Шел сорок седьмой год. Не один их поезд сейчас вез солдат и репатриированный народ из плена, эвакуации, с работ, с точек дислокации частей. Железные дороги были забиты составами. Паровозик поломанный, слабый, требующий бесконечного ремонта порой свистел жалобно, и мужская половина высыпала на улицу – надо было подталкивать, помогать сдвинуть состав с места.
И все же паровозик на каждой станции с победным свистом лихо подкатывал к перрону. Победителей уже не встречали так, как встречали в сорок пятом, но машинист так и не снял с паровоза алый флаг и транспорант о Победе, поэтому привычно и старательно гудел.
Да и в вагонах, почти в каждом, ехали гармонисты. Звучали песни, наигрывала мелодия. Всем не терпелось оказаться дома, обнять своих, вернуться, наконец, с затянувшейся войны.
Молодой солдат, лет двадцати с небольшим, в линялой гимнастёрке, выгоревшей шинели, спал, примостившись в углу теплушки, положив голову на свой вещмешок. Во сне он выпрямлял ноги, и тогда они перекрывали проход. Кирзовые сапоги с широкими голенищами его то и дело кому-то мешали. Его беззлобно подпинывали, и он сворачивался. Солдатик был уж очень высокого роста, но худ настолько, что его, свернувшегося калачом, можно было и не заметить.
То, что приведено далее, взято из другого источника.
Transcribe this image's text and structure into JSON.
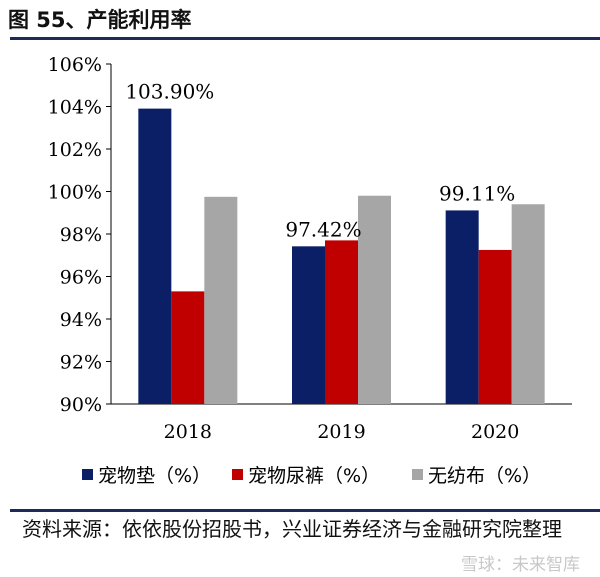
{
  "title": "图 55、产能利用率",
  "source": "资料来源：依依股份招股书，兴业证券经济与金融研究院整理",
  "watermark": "雪球：未来智库",
  "chart_data": {
    "type": "bar",
    "title": "产能利用率",
    "categories": [
      "2018",
      "2019",
      "2020"
    ],
    "series": [
      {
        "name": "宠物垫（%）",
        "color": "#0a1f66",
        "values": [
          103.9,
          97.42,
          99.11
        ]
      },
      {
        "name": "宠物尿裤（%）",
        "color": "#c00000",
        "values": [
          95.3,
          97.7,
          97.25
        ]
      },
      {
        "name": "无纺布（%）",
        "color": "#a6a6a6",
        "values": [
          99.75,
          99.8,
          99.4
        ]
      }
    ],
    "data_labels": [
      "103.90%",
      "97.42%",
      "99.11%"
    ],
    "ylim": [
      90,
      106
    ],
    "yticks": [
      "90%",
      "92%",
      "94%",
      "96%",
      "98%",
      "100%",
      "102%",
      "104%",
      "106%"
    ],
    "legend": "bottom",
    "grid": false
  }
}
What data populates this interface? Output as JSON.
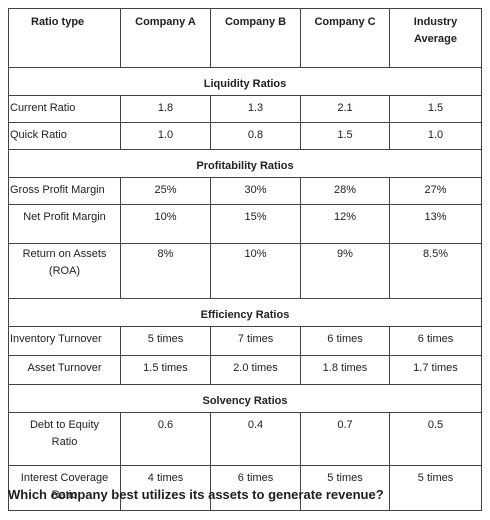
{
  "headers": [
    "Ratio type",
    "Company A",
    "Company B",
    "Company C",
    "Industry Average"
  ],
  "sections": {
    "liquidity": "Liquidity Ratios",
    "profitability": "Profitability Ratios",
    "efficiency": "Efficiency Ratios",
    "solvency": "Solvency Ratios"
  },
  "rows": {
    "current_ratio": [
      "Current Ratio",
      "1.8",
      "1.3",
      "2.1",
      "1.5"
    ],
    "quick_ratio": [
      "Quick Ratio",
      "1.0",
      "0.8",
      "1.5",
      "1.0"
    ],
    "gross_profit_margin": [
      "Gross Profit Margin",
      "25%",
      "30%",
      "28%",
      "27%"
    ],
    "net_profit_margin": [
      "Net Profit Margin",
      "10%",
      "15%",
      "12%",
      "13%"
    ],
    "return_on_assets": [
      "Return on Assets (ROA)",
      "8%",
      "10%",
      "9%",
      "8.5%"
    ],
    "inventory_turnover": [
      "Inventory Turnover",
      "5 times",
      "7 times",
      "6 times",
      "6 times"
    ],
    "asset_turnover": [
      "Asset Turnover",
      "1.5 times",
      "2.0 times",
      "1.8 times",
      "1.7 times"
    ],
    "debt_to_equity": [
      "Debt to Equity Ratio",
      "0.6",
      "0.4",
      "0.7",
      "0.5"
    ],
    "interest_coverage": [
      "Interest Coverage Ratio",
      "4 times",
      "6 times",
      "5 times",
      "5 times"
    ]
  },
  "question": "Which company best utilizes its assets to generate revenue?"
}
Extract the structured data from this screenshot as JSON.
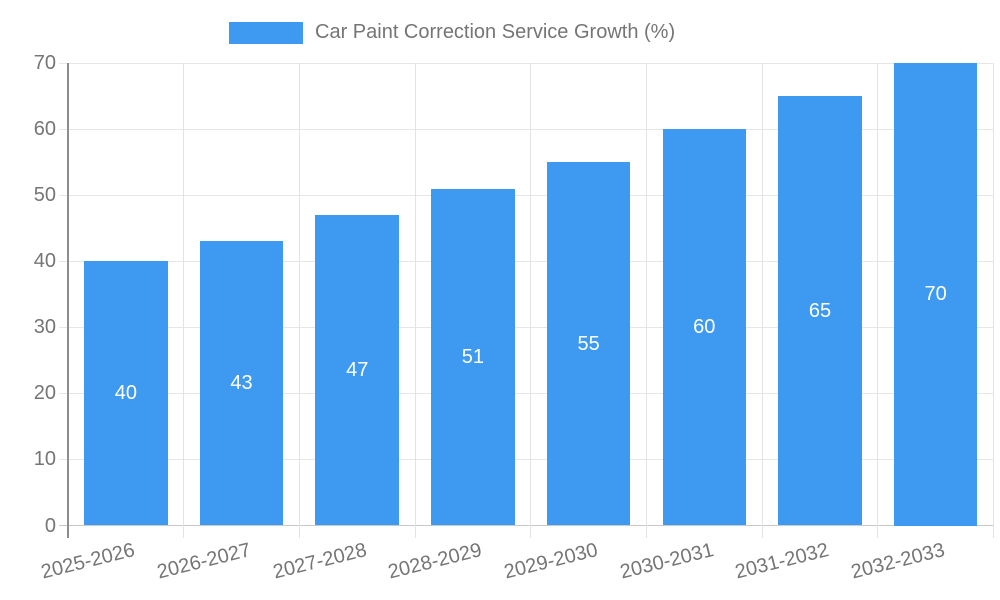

Он просыпался ненадолго, помогал, если требовалось, а потом опять, отворачивался от всех и спал.
– Эй, брат, перекуси, хошь, встань..., – мужичок в фуфайке, с бородой, угощал квашеной капустой, которой удалось разжиться на станции.
– Да нет, спать буду. Спасибо...
Он опять отвернулся, казалось, уснул.
Вдруг на ходу состав резко вздрогнул, залязгал буферами, остановился. Солдатик проснулся, вместе с другими выскочил из вагона.
Машинист, вовсю ругаясь, оттягивал с путей, уносил, держа под мышки перед собой, маленькую девчушку в пуховом рыжем платке, в черном пальтишке с затертым цигейковым воротником. Он прошел канаву, поставил ее на насыпь, наклонился и отчитывал. Девчушка стояла смирно, опустив голову.
Мужики подходили ближе.
– Ведь второй раз уже! Второй раз! С месяц назад вот также. И куда мать смотрит! Что за матери! – жаловался машинист.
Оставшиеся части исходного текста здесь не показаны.